British Columbia

Couple who lived in B.C. garden shed still homeless

A homeless couple in Kelowna, B.C., who had to leave the garden shed they were living in after a city inspector forced them out are still without a place to rent.
Dean Schaffler and his partner have money to pay rent, but can't find a place in Kelowna that will also let them keep their three dogs. (Brady Strachan/CBC News)

A homeless couple in Kelowna, B.C., who had to leave the garden shed they were living in after a city inspector forced them out are still without a place to rent.

In October, a woman rented her backyard, store-bought, sheet-metal garden shed to Dean Schaffler and his partner — and their three dogs — for $200 a month. Electrical power was supplied to the shed through a single extension cord.

But the City of Kelowna fined the woman $500 for ignoring a warning and continuing to let the couple and their pets live there, saying it was unsafe.

"It was sufficient. We had insulation, we had a heater, we had a TV," Schaffler said.

That was two weeks ago, and Schaffler, his partner, Mary-Lynn Coleman, and the dogs have been back on the street ever since.

"Well, I tell ya, it's not an enviable position to be in.

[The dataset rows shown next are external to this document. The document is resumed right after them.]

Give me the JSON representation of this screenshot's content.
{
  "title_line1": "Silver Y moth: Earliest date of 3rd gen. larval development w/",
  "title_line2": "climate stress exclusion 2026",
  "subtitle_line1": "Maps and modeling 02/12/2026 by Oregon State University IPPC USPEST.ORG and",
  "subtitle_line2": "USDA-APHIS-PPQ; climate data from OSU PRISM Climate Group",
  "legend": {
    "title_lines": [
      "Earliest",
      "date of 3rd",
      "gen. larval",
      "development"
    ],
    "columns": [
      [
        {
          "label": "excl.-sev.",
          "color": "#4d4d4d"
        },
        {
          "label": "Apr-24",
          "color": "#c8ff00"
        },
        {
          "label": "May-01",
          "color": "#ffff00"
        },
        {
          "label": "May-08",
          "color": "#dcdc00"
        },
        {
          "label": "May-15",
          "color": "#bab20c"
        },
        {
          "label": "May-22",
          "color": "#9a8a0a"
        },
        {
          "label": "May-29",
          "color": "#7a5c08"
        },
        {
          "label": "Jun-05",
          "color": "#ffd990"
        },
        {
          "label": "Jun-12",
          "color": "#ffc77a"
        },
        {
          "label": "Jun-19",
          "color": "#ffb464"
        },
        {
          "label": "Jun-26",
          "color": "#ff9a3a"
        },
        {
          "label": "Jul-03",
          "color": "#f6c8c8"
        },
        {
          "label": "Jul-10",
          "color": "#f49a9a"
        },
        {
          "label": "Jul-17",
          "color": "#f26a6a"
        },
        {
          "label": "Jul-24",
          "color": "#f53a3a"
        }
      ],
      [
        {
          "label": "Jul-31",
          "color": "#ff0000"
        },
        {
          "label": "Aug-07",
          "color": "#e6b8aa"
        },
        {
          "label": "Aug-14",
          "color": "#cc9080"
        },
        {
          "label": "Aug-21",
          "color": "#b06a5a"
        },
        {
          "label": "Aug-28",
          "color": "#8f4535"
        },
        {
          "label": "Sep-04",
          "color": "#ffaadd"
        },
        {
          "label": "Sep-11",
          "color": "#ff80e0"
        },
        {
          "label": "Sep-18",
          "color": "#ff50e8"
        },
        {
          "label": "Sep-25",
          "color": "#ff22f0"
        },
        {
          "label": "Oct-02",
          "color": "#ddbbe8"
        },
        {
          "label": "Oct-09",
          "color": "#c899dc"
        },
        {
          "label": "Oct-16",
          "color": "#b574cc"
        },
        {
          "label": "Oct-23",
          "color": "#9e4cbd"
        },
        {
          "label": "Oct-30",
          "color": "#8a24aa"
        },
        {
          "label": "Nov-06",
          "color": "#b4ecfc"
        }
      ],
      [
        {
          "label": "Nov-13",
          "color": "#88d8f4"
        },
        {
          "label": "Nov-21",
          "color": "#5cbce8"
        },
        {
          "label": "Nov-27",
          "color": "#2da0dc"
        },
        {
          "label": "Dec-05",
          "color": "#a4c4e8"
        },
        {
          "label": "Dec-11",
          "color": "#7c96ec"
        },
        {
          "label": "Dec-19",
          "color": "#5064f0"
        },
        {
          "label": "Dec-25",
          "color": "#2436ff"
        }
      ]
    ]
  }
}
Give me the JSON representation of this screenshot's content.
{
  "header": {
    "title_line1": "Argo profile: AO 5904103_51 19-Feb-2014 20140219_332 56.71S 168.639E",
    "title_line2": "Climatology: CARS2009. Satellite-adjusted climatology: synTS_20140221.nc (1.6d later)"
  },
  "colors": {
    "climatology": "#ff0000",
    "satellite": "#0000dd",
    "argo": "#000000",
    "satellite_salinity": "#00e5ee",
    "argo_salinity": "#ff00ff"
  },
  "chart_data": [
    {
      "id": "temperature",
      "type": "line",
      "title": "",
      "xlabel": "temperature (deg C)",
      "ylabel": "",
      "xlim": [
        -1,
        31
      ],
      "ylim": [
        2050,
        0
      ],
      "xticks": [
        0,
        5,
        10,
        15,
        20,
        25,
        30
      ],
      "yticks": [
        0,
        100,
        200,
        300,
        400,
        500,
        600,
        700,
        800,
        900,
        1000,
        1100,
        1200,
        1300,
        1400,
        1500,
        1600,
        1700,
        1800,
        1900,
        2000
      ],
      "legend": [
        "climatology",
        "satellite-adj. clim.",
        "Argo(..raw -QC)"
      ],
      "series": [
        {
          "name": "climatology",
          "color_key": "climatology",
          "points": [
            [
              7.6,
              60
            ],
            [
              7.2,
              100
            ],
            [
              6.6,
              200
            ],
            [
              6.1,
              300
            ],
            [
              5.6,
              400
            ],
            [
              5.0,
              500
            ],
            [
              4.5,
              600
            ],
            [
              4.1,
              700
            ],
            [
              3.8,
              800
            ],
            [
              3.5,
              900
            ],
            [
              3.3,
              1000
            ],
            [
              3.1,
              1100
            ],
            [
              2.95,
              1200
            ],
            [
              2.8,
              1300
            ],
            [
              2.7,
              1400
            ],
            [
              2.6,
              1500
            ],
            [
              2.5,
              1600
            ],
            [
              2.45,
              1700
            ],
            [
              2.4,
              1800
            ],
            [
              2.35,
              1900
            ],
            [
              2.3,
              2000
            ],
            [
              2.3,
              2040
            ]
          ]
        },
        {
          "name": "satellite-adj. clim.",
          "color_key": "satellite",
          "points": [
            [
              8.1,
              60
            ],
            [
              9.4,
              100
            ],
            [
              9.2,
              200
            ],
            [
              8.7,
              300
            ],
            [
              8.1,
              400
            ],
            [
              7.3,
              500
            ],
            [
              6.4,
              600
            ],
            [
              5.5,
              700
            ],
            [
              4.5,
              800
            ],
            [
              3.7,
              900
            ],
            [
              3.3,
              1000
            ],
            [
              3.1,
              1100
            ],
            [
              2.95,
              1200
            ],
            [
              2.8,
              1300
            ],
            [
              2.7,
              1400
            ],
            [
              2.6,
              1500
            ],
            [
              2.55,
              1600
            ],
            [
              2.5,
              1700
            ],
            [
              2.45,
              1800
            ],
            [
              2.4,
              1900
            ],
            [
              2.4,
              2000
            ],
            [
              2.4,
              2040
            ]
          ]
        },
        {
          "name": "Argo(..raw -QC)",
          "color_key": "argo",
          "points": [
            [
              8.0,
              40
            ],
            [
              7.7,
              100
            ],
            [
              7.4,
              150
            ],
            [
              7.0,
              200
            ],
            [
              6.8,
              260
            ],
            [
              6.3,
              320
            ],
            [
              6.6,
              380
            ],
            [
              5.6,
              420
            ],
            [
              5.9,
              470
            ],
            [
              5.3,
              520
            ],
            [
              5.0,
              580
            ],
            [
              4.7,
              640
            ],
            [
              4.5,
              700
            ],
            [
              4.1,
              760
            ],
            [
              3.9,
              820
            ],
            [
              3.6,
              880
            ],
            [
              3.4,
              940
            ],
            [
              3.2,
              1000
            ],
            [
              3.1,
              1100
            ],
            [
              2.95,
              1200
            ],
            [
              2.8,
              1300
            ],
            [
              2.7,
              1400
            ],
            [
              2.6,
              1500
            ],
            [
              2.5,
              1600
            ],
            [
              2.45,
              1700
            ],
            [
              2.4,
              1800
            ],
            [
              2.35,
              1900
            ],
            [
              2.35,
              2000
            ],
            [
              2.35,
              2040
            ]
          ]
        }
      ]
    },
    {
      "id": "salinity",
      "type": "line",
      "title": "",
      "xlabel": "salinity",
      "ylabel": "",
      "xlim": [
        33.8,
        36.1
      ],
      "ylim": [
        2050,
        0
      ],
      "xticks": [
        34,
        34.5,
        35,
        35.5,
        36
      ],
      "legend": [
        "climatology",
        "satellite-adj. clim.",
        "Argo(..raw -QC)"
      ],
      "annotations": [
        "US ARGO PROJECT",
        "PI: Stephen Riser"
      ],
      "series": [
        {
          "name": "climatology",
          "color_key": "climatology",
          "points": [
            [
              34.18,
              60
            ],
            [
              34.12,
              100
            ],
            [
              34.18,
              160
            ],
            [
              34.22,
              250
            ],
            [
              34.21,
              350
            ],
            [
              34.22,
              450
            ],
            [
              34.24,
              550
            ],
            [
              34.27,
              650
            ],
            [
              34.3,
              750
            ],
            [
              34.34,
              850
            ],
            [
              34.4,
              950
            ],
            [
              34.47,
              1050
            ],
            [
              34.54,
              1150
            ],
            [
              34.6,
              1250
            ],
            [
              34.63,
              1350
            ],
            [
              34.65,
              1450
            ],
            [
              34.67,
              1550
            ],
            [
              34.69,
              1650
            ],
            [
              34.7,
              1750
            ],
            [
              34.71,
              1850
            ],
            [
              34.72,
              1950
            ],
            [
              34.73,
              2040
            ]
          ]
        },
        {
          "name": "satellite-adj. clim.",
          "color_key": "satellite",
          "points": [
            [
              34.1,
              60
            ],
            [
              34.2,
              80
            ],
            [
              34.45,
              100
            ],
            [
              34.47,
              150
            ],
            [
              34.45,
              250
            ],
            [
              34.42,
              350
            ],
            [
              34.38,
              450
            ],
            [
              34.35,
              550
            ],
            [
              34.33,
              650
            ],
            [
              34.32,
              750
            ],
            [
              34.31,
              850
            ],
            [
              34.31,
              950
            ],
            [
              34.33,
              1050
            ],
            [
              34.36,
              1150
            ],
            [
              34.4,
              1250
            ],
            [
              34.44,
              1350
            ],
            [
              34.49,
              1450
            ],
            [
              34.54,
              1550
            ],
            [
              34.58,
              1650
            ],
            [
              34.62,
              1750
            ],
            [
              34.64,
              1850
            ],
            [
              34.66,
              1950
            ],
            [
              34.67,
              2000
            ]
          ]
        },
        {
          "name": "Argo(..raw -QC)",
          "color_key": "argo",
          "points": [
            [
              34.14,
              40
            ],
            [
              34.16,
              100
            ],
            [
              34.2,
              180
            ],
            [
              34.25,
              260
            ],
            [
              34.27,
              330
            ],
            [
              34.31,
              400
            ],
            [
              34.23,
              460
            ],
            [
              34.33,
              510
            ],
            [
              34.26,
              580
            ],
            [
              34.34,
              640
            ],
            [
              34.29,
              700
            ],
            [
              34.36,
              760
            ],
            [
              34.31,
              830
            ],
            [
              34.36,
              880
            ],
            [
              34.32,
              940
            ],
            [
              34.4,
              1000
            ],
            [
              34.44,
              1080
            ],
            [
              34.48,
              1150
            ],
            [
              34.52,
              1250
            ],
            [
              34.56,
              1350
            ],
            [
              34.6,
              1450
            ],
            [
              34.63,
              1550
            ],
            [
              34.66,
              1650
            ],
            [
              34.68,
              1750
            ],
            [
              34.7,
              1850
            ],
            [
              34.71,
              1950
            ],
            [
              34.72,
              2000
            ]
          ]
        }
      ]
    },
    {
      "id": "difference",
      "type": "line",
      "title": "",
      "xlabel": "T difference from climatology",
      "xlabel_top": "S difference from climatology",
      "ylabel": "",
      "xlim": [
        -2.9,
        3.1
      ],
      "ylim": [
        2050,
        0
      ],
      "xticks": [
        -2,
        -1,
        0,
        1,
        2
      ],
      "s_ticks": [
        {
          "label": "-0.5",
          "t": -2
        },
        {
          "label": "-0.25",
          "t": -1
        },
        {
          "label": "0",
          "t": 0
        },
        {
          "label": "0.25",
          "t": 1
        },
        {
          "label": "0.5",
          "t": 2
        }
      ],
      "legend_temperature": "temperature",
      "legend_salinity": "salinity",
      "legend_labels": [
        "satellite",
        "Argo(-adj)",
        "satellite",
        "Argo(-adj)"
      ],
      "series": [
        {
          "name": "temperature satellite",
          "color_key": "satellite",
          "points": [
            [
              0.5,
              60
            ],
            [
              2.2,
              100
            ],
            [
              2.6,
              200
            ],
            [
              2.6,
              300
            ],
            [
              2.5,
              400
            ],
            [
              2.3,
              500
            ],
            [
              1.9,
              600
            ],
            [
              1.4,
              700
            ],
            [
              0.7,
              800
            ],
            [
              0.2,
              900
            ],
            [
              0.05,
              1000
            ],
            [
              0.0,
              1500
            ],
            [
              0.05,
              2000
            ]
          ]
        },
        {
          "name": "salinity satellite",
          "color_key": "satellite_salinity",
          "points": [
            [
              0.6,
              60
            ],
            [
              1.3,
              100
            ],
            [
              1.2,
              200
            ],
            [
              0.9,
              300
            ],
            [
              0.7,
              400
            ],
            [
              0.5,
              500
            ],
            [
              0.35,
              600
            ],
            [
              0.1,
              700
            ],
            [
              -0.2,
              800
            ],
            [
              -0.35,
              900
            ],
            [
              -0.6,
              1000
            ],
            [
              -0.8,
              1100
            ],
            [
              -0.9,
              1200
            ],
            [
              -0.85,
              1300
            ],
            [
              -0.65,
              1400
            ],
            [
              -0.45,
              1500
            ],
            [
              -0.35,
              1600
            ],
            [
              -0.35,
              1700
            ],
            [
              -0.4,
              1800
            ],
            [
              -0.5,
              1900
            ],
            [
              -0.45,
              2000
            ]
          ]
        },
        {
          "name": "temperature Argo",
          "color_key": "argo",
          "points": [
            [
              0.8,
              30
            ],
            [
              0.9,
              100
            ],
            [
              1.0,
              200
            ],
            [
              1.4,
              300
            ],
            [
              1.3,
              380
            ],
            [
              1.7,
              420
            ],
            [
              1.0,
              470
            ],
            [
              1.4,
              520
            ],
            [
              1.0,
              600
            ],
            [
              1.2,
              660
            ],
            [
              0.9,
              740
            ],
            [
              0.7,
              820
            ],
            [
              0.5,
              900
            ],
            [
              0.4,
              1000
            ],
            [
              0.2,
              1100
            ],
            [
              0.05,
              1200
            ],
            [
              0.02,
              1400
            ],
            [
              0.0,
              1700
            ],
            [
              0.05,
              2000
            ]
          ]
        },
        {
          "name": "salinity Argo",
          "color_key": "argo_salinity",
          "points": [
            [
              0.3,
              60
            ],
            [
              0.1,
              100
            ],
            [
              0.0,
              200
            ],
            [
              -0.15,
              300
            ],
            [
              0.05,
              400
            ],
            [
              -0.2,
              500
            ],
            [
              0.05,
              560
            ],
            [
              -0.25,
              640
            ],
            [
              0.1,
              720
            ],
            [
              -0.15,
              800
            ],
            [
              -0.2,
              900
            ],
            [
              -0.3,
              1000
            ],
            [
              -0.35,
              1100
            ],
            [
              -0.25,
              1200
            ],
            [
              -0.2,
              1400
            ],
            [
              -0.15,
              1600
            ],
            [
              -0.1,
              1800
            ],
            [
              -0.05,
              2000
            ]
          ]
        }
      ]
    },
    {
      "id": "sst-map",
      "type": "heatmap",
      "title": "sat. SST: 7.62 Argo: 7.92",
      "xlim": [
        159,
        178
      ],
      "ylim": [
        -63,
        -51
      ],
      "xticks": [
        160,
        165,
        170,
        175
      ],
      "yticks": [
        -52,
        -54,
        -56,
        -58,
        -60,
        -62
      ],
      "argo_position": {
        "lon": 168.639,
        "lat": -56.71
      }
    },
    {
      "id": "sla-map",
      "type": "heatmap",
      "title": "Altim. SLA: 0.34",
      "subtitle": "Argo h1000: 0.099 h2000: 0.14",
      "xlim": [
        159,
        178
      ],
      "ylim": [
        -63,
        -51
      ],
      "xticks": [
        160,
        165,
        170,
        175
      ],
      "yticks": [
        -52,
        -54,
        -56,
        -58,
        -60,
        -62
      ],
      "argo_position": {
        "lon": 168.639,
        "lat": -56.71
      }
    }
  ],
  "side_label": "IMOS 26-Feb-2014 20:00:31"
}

But we're hoping something shows up," Schaffler told CBC News.

'This is no existence'

The couple spent the summer living in the open air and now receive $540 a month in housing assistance, but Schaffler said they’re having trouble finding a place for two people and three dogs at that price.

"I'd be in there so fast it would make their head spin. It would be remiss of me not to, right? Like, this is no existence, you know?"

Schaffler, his partner and dogs were happy live in this shed for several weeks. (Stephen Fleming/City of Kelowna)

Schaffler said the animals are well-behaved.

"They're all wonderful, as you can see. They're very tame."

The group has been spending their days on the sidewalk with cardboard sign on their shopping cart saying "desperately need place to rent."

There is room for the couple and their dogs at a local shelter, but the animals would have to stay in a separate room, which distresses them, said Schaffler.

Schaffler said he's not giving up on his animals, even if it means sleeping outside as the coldest months of the winter approach.